Garlic-Lime, Steak Fajitas with Avocado

I have been craving steak fajitas for the longest time! This was the first time I worked with Flank Steak and it came out absolutely delicious!! The marinade is the key to this. You need a two hour time slot, otherwise they won't come out as tasty!!

The marinade smells absolutely divine! Pour about half on the flank steak, smear around, flip over, and coat with the remaining.

Looks good enough to eat as it is right? Now if you want to marinate this longer, I wouldn't go over 8 hours. Just make sure the last hour you pull the steak out of the fridge to come to room temp.

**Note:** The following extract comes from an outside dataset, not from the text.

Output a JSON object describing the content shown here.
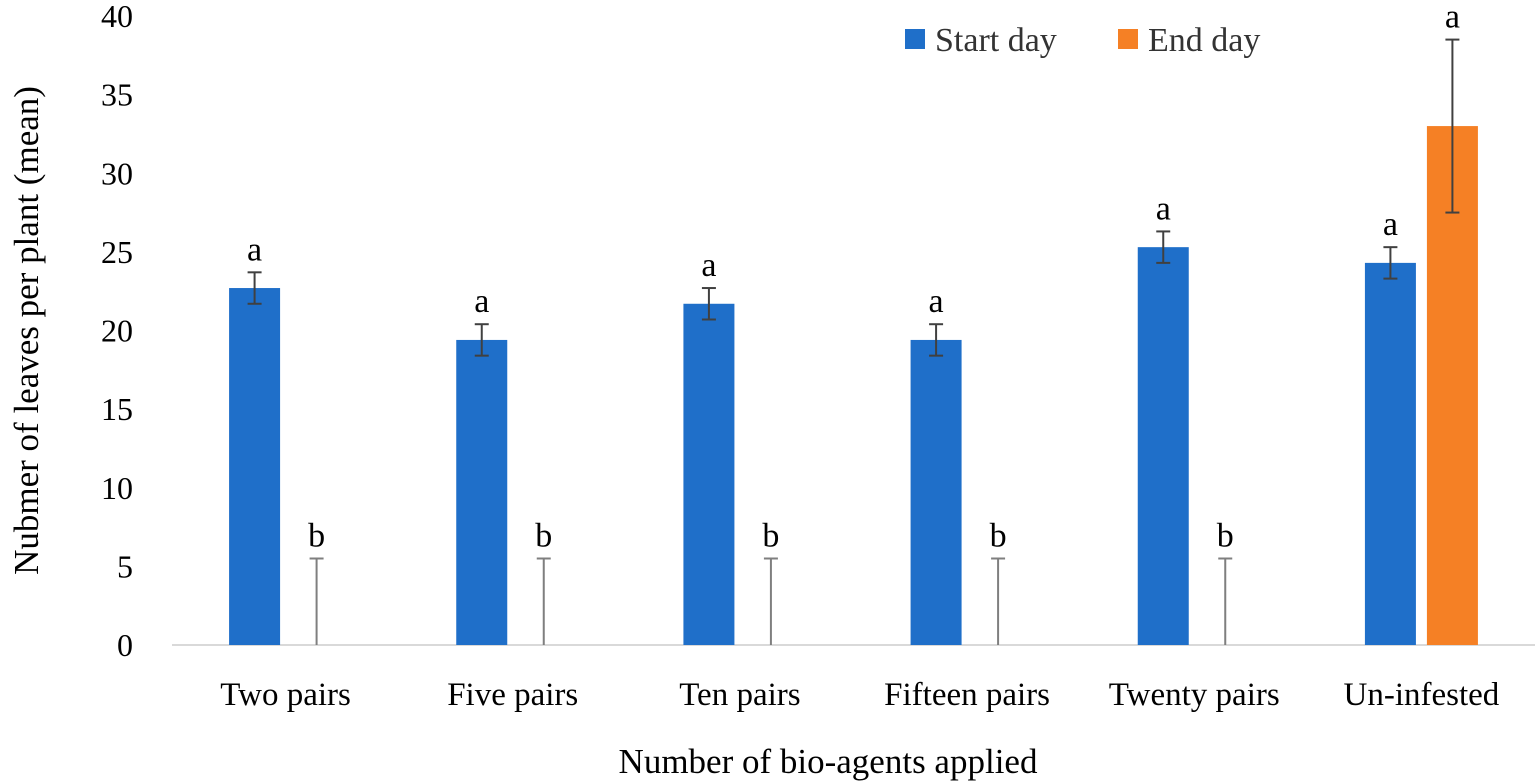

DELISHHHHH.....here's the recipe! :)


  • Flank Steak (about 1 pound or so)

  • 3 garlic cloves minced

  • 2 Tbs olive oil

  • Juice of one lime (and zest optional)

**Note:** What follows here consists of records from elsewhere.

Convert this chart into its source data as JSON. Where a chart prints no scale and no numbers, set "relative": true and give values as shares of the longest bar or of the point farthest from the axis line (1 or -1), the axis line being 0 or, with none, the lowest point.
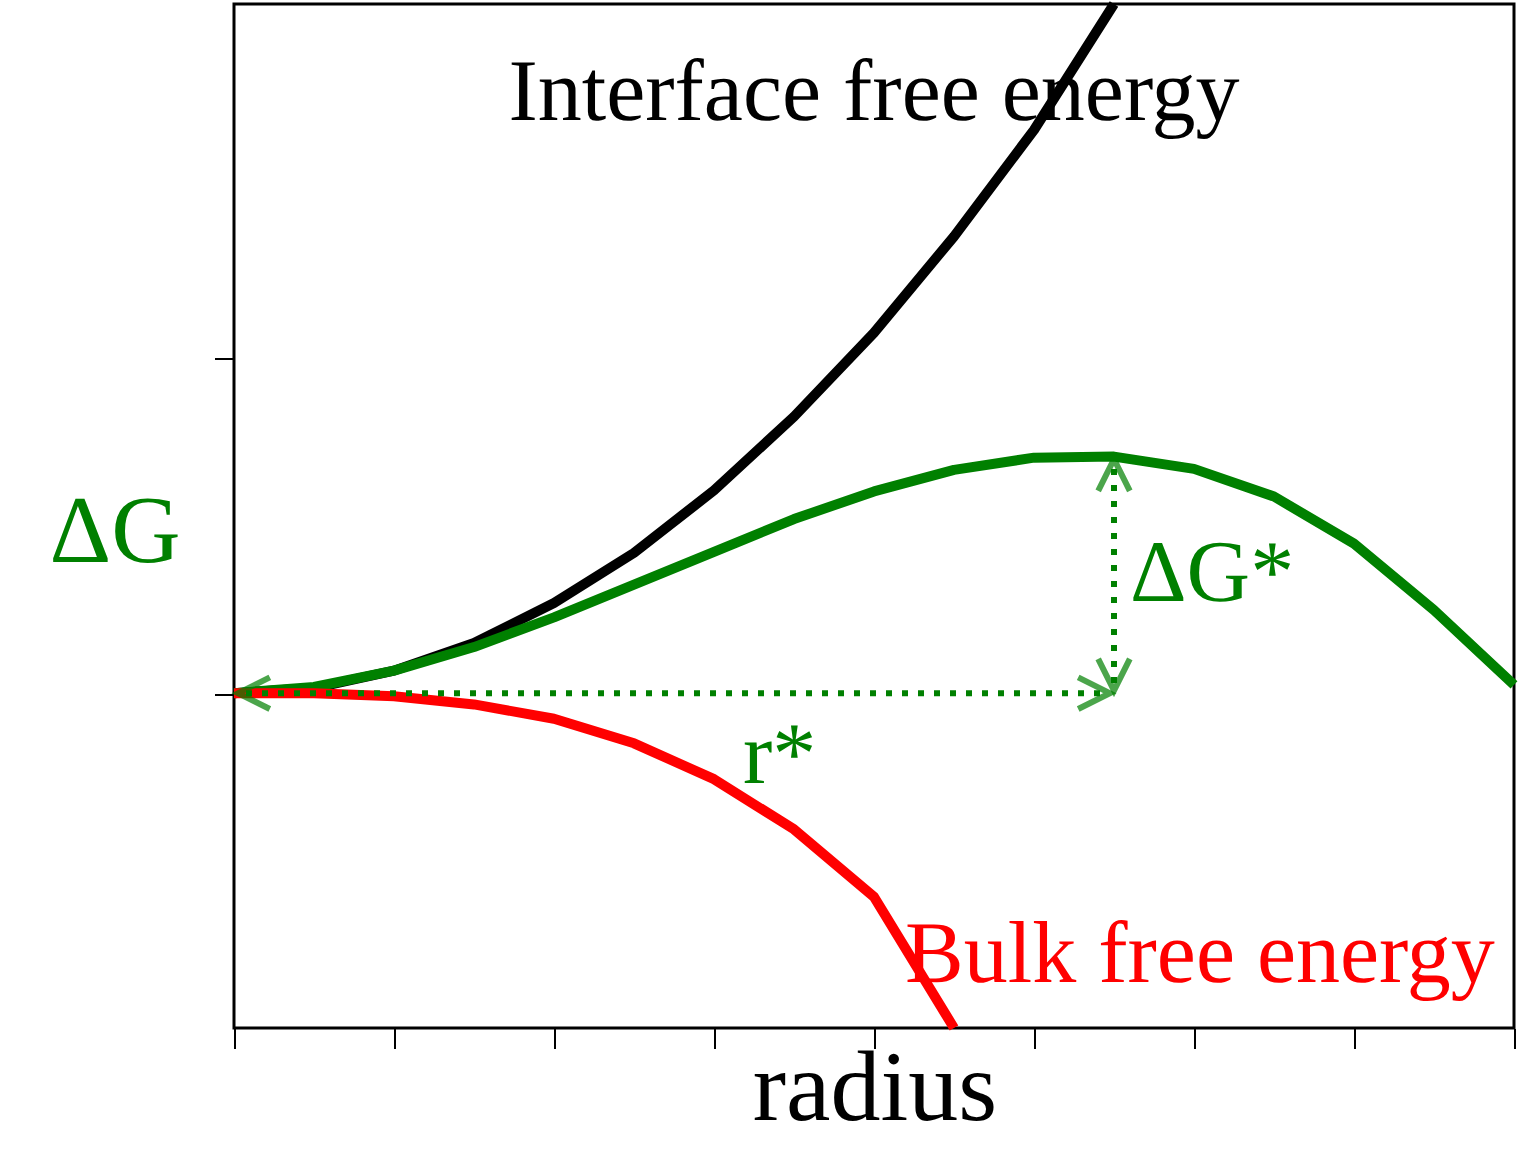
{
  "chart_data": {
    "type": "line",
    "relative": true,
    "xlabel": "radius",
    "ylabel": "ΔG",
    "tick_labels": false,
    "grid": false,
    "categories": [
      null,
      null,
      null,
      null,
      null,
      null,
      null,
      null,
      null,
      null,
      null,
      null,
      null,
      null,
      null,
      null,
      null
    ],
    "series": [
      {
        "color": "#000000",
        "values": [
          0.327,
          0.332,
          0.349,
          0.376,
          0.415,
          0.464,
          0.525,
          0.597,
          0.679,
          0.773,
          0.877,
          1.0,
          null,
          null,
          null,
          null,
          null
        ]
      },
      {
        "color": "#008000",
        "values": [
          0.327,
          0.333,
          0.349,
          0.372,
          0.401,
          0.433,
          0.465,
          0.497,
          0.524,
          0.545,
          0.557,
          0.558,
          0.546,
          0.519,
          0.473,
          0.408,
          0.335
        ]
      },
      {
        "color": "#ff0000",
        "values": [
          0.327,
          0.327,
          0.324,
          0.316,
          0.302,
          0.278,
          0.243,
          0.194,
          0.128,
          0.0,
          null,
          null,
          null,
          null,
          null,
          null,
          null
        ]
      }
    ],
    "annotations": [
      "Interface free energy",
      "Bulk free energy",
      "ΔG*",
      "r*"
    ]
  }
}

  • 1 heaping Tbs of fresh minced parsley (or cilantro)

  • 1 Tbs minced pickled jalapenos with seeds (or fresh – no seeds)

  • ½ tsp cumin

  • 4 fajita tortillas (I used multi-grain)


  • ½ c extra sharp white cheddar cheese

  • Sour Cream – mixed in some fresh chopped parsley, salt and minced garlic

  • Sliced red onions

  • Avocado Slices – tossed with some lime juice

  • Lime slices for squeezing


  1. Mix together all of your marinating ingredients and pour over your flank steak and let marinate for two hours. One hour in the fridge and the last hour at room temp.

  2. Over a skillet or griddler, get the heat HOT! Around medium-high to high.

  3. When hot, add a little olive oil and then your steak. Cook for about 3-5 minutes on each side for medium rare.

  4. Let rest for 7 minutes, this is extremely important.

  5. Meanwhile get your fajitas ready to assemble. Microwave your tortillas (if desired) for about 20 seconds. Fill with your cheese and avocado.

  6. When steak is ready slice on a sharp diagonal, against the grain into thin slices. This makes 4 nice fajitas.

  7. Layer the meat into each fajita and top with desired toppings.